Potential Participation by Electric Guitar PLC
Vega Upstream JV has issued to Electric Guitar plc an option to participate in the Midcon Acquisition via the purchase of a 50.0% interest in the Operated Upstream and Midstream Assets ("ELEG Option"). If ELEG elects to exercise the ELEG Option, ADM and COG will be compensated, at closing of the exercise of the ELEG Option, by (i) a US$300,000 total fee payable to ADM and COG (the "ELEG Acquisition Fee"). Up to 50.0% of the total amount of the ELEG Acquisition Fee may be settled by ELEG through issuance of ordinary shares at the placing price associated with any placing completed in conjunction with its RTO transaction with the remaining 50.0% to be settled in cash; and, (ii) a warrant over 5.0% of the enlarged share capital of ELEG at an exercise price that is 150% of the placing price of ordinary shares issued by ELEG with its RTO (the "ELEG Warrants").
ADM will receive US$100,000 and COG will receive US$200,000 of the ELEG Acquisition Fee. ADM and COG will split the ELEG Warrants evenly upon exercise and closing of the transactions contemplated by the ELEG Option.
Related Party Transaction
COG is a company owned and controlled by Claudio Coltellini who is a director of the Company.
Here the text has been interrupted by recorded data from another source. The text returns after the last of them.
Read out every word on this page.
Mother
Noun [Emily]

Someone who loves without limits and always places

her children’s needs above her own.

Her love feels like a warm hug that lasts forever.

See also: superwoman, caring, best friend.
The participation by both ADM and COG in the Midcon Acquisition, including entering into the Purchase Agreement and Deposit Funding Agreement constitutes related party transactions pursuant to Rule 13 of the AIM Rules for Companies (the "Transactions").
With the exception of Claudio Coltellini, the Directors of the Company consider, having consulted with its nominated adviser, Cairn Financial Advisers LLP, that the terms of these Transactions are fair and reasonable insofar as its shareholders are concerned.
Market Abuse Regulation (MAR) Disclosure
The information contained within this announcement is deemed by the Company to constitute inside information as stipulated under the Market Abuse Regulations (EU) No. 596/2014 as it forms part of UK domestic law by virtue of the European Union (Withdrawal) Act 2018 ('MAR'). Upon the publication of this announcement via Regulatory Information Service ('RIS'), this inside information is now considered to be in the public domain.
Enquiries:
| ADM Energy plc | +1 214 675 7579 |
| Randall Connally, Executive Director | |
| www.admenergyplc.com | |
| Cairn Financial Advisers LLP | +44 20 7213 0880 |
| (Nominated Adviser) | |
| Jo Turner, Liam Murray | |
About ADM Energy PLC
ADM Energy PLC (AIM: ADME; BER and FSE: P4JC) is a natural resources investing company with investments including a 100.0% ownership interest in Vega Oil and Gas, LLC; a 60% economic interest in Eco Oil; a 42% economic interest in OFX Technologies, LLC ( www.ofxtechnologies.com ); and a 9.2% profit interest in the Aje Field, part of OML 113, which covers an area of 835km² offshore Nigeria. Aje has multiple oil, gas, and gas condensate reservoirs in the Turonian, Cenomanian and Albian sandstones with five wells drilled to date.
Forward Looking Statements
Certain statements in this announcement are, or may be deemed to be, forward-looking statements. Forward looking statements are identified by their use of terms and phrases such as "believe", "could", "should", "envisage', "estimate", "intend", "may", "plan", "potentially", "expect", "will" or the negative of those, variations or comparable expressions, including references to assumptions. These forward-looking statements are not based on historical facts but rather on the Directors' current expectations and assumptions regarding the Company's future growth, results of operations, performance, future capital and other expenditures (including the amount, nature and sources of funding thereof), competitive advantages, business prospects and opportunities. Such forward-looking statements reflect the Directors' current beliefs and assumptions and are based on information currently available to the Directors.